Source: R/lkjcorr_marginal.R
lkjcorr_marginal.Rd

Marginal distribution for the correlation in a single cell from a correlation matrix distributed according to an LKJ distribution.

Usage

dlkjcorr_marginal(x, K, eta, log = FALSE)

plkjcorr_marginal(q, K, eta, lower.tail = TRUE, log.p = FALSE)

qlkjcorr_marginal(p, K, eta, lower.tail = TRUE, log.p = FALSE)

rlkjcorr_marginal(n, K, eta)

Arguments

x, q

vector of quantiles.

K

<numeric> Dimension of the correlation matrix. Must be greater than or equal to 2.

eta

<numeric> Parameter controlling the shape of the distribution

log, log.p

logical; if TRUE, probabilities p are given as log(p).

lower.tail

logical; if TRUE (default), probabilities are \(P[X \le x]\) otherwise, \(P[X > x]\).

p

vector of probabilities.

n

number of observations. If length(n) > 1, the length is taken to be the number required.

Value

  • dlkjcorr_marginal gives the density

  • plkjcorr_marginal gives the cumulative distribution function (CDF)

  • qlkjcorr_marginal gives the quantile function (inverse CDF)

  • rlkjcorr_marginal generates random draws.

The length of the result is determined by n for rlkjcorr_marginal, and is the maximum of the lengths of the numerical arguments for the other functions.

The numerical arguments other than n are recycled to the length of the result. Only the first elements of the logical arguments are used.

Details

The LKJ distribution is a distribution over correlation matrices with a single parameter, \(\eta\). For a given \(\eta\) and a \(K \times K\) correlation matrix \(R\):

$$R \sim \textrm{LKJ}(\eta)$$

Each off-diagonal entry of \(R\), \(r_{ij}: i \ne j\), has the following marginal distribution (Lewandowski, Kurowicka, and Joe 2009):

$$\frac{r_{ij} + 1}{2} \sim \textrm{Beta}\left(\eta - 1 + \frac{K}{2}, \eta - 1 + \frac{K}{2}\right) $$

In other words, \(r_{ij}\) is marginally distributed according to the above Beta distribution scaled into \((-1,1)\).

References

Lewandowski, D., Kurowicka, D., & Joe, H. (2009). Generating random correlation matrices based on vines and extended onion method.

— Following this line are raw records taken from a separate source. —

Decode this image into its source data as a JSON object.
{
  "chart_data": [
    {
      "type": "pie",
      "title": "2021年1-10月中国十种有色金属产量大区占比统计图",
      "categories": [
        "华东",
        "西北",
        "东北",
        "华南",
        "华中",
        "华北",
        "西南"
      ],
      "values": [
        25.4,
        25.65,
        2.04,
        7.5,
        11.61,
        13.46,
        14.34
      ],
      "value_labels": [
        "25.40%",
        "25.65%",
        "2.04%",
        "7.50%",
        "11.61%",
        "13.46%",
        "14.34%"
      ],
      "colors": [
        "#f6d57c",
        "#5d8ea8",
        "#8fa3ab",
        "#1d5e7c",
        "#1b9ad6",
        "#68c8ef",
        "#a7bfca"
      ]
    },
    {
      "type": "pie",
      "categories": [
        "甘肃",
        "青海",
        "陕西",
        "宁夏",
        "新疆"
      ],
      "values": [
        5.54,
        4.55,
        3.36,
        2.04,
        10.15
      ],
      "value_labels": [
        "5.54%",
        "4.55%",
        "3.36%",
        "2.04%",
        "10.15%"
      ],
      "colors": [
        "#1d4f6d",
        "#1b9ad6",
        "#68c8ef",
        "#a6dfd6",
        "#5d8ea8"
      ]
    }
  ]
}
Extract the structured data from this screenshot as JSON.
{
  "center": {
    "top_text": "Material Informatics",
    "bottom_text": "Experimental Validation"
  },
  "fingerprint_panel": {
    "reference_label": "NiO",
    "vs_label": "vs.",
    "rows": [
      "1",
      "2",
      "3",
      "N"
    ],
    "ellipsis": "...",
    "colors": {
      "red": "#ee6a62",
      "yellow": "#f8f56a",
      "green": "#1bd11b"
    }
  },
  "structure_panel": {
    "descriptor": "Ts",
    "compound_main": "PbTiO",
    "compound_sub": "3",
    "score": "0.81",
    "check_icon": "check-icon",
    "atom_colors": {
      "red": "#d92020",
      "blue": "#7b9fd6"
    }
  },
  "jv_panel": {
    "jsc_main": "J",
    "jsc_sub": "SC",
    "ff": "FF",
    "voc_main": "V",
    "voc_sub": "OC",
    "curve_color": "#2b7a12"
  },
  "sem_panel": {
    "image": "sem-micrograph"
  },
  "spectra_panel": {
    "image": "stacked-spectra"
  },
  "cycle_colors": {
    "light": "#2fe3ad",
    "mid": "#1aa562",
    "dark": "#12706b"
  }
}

Journal of Multivariate Analysis, 100(9), 1989–2001. doi:10.1016/j.jmva.2009.04.008 .

See also

parse_dist() and marginalize_lkjcorr() for parsing specs that use the LKJ correlation distribution and the stat_slabinterval() family of stats for visualizing them.

Examples


library(dplyr)
library(ggplot2)

theme_set(theme_ggdist())

expand.grid(
  eta = 1:6,
  K = 2:6
) %>%
  ggplot(aes(y = ordered(eta), dist = "lkjcorr_marginal", arg1 = K, arg2 = eta)) +
  stat_slab() +
  facet_grid(~ paste0(K, "x", K)) +
  scale_y_discrete(limits = rev) +
  labs(
    title = paste0(
      "Marginal correlation for LKJ(eta) prior on different matrix sizes:\n",
      "dlkjcorr_marginal(K, eta)"
    ),
    subtitle = "Correlation matrix size (KxK)",
    y = "eta",
    x = "Marginal correlation"
  ) +
  theme(axis.title = element_text(hjust = 0))